Vector Search

Vector search finds documents that are semantically similar to a query, rather than relying on keyword matching. Elasticsearch supports vector search through the dense_vector and sparse_vector field types, with built-in support for k-nearest neighbor (kNN) retrieval, semantic search, and hybrid ranking.

Dense vectors

Store fixed-dimension float or byte arrays. Used for embedding-based similarity search (kNN).

Sparse vectors

Store token-weight maps. Used with ELSER-style learned sparse retrieval models.

Semantic text

High-level field type that manages inference and indexing automatically via an inference endpoint.

Dense vectors

The dense_vector field type stores fixed-length arrays of numeric values. Dense vectors are primarily used for kNN search.

Mapping a dense vector field

PUT my-index
{
  "mappings": {
    "properties": {
      "text_embedding": {
        "type": "dense_vector",
        "dims": 384,
        "similarity": "cosine"
      }
    }
  }
}

Key parameters

Parameter	Description
`dims`	Number of dimensions. Maximum 4096. Inferred from the first indexed document if omitted.
`element_type`	Data type per dimension: `float` (default), `bfloat16`, `byte`, or `bit`.
`index`	Whether to build a kNN index. Defaults to `true`. Set to `false` for brute-force only.
`similarity`	Similarity metric: `cosine` (default for non-bit), `dot_product`, `l2_norm`, or `max_inner_product`.
`index_options`	Algorithm and quantization settings (see below).

Similarity metrics

cosine

Measures the angle between two vectors, independent of magnitude. During indexing, Elasticsearch automatically normalizes vectors to unit length and uses dot_product internally for efficiency._score = (1 + cosine(query, vector)) / 2

dot_product

Optimized cosine similarity for unit-length vectors. All document and query vectors must be normalized to unit length when using element_type: float._score = (1 + dot_product(query, vector)) / 2

l2_norm

Uses Euclidean distance between vectors. Smaller distances produce higher scores._score = 1 / (1 + l2_norm(query, vector)^2)This is the only supported metric for bit element type (where it uses Hamming distance).

max_inner_product

Like dot_product but does not require normalized vectors. Score varies with vector magnitude.

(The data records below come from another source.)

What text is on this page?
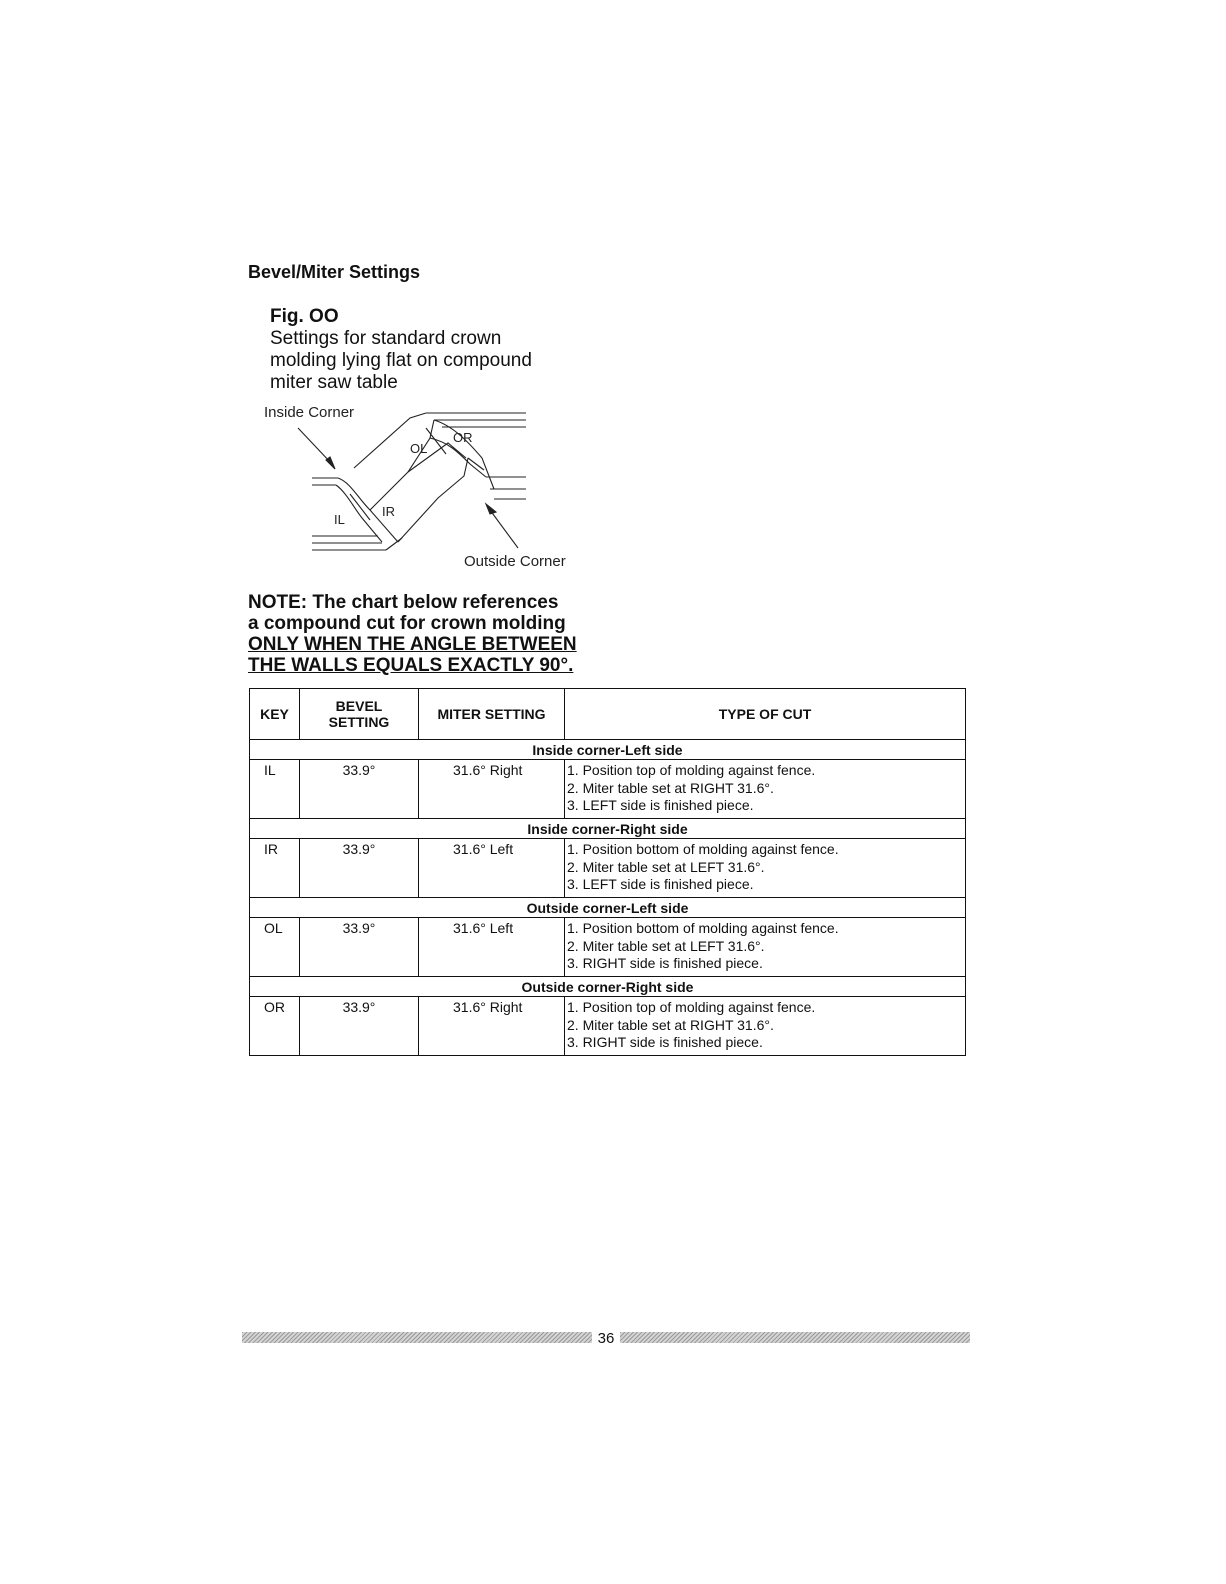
Bevel/Miter Settings
Fig. OO
Settings for standard crown molding lying flat on compound miter saw table
Inside Corner
IL
IR
OL
OR
Outside Corner
NOTE: The chart below references
a compound cut for crown molding
ONLY WHEN THE ANGLE BETWEEN
THE WALLS EQUALS EXACTLY 90°.
KEY	BEVEL
SETTING	MITER SETTING	TYPE OF CUT
Inside corner-Left side			
IL	33.9°	31.6° Right	1. Position top of molding against fence.
2. Miter table set at RIGHT 31.6°.
3. LEFT side is finished piece.

Inside corner-Right side			
IR	33.9°	31.6° Left	1. Position bottom of molding against fence.
2. Miter table set at LEFT 31.6°.
3. LEFT side is finished piece.

Outside corner-Left side			
OL	33.9°	31.6° Left	1. Position bottom of molding against fence.
2. Miter table set at LEFT 31.6°.
3. RIGHT side is finished piece.

Outside corner-Right side			
OR	33.9°	31.6° Right	1. Position top of molding against fence.
2. Miter table set at RIGHT 31.6°.
3. RIGHT side is finished piece.
36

Approximate kNN vs exact kNN

Approximate kNN (ANN)
Exact kNN

Elasticsearch uses the HNSW algorithm to build a graph-based index for fast approximate nearest neighbor retrieval. This trades a small amount of recall accuracy for dramatically improved query speed on large datasets.ANN is the default when index: true. Use ANN for production search over thousands or millions of documents.

PUT my-index
{
  "mappings": {
    "properties": {
      "embedding": {
        "type": "dense_vector",
        "dims": 768,
        "similarity": "cosine"
      }
    }
  }
}

When index: false, or when using index_options.type: flat, Elasticsearch performs a brute-force scan of all vectors. This gives exact results but does not scale beyond small datasets.

PUT my-index
{
  "mappings": {
    "properties": {
      "embedding": {
        "type": "dense_vector",
        "dims": 768,
        "index": false
      }
    }
  }
}

Exact kNN is also useful in script_score queries where you need custom scoring logic.

Quantization

Quantization reduces the memory footprint of vector indices at the cost of some accuracy. Elasticsearch supports several strategies:

Index type	Memory reduction	Notes
`hnsw`	None (full float32)	Maximum accuracy
`int8_hnsw`	~75% (4x)	Default for vectors < 384 dims
`int4_hnsw`	~87% (8x)	Requires even number of dimensions
`bbq_hnsw`	~96% (32x)	Default for vectors ≥ 384 dims
`bbq_disk`	~96% + disk offload	Enterprise; best for RAM-constrained clusters

PUT my-quantized-index
{
  "mappings": {
    "properties": {
      "embedding": {
        "type": "dense_vector",
        "dims": 768,
        "index": true,
        "index_options": {
          "type": "int8_hnsw"
        }
      }
    }
  }
}

Quantization stores the raw float vectors on disk for reranking and future reindexing. This adds a small overhead: ~25% for int8, ~12.5% for int4, and ~3.1% for bbq.

kNN search

Using the knn retriever

The recommended way to run kNN search is via the knn retriever in the _search API:

POST my-index/_search
{
  "retriever": {
    "knn": {
      "field": "embedding",
      "query_vector": [0.1, 0.4, -0.2, ...],
      "k": 10,
      "num_candidates": 100
    }
  }
}

Parameter	Description
`field`	The `dense_vector` field to search.
`query_vector`	The query embedding as an array of floats.
`k`	Number of nearest neighbors to return.
`num_candidates`	Number of candidates to consider per shard. Higher values improve recall at the cost of speed.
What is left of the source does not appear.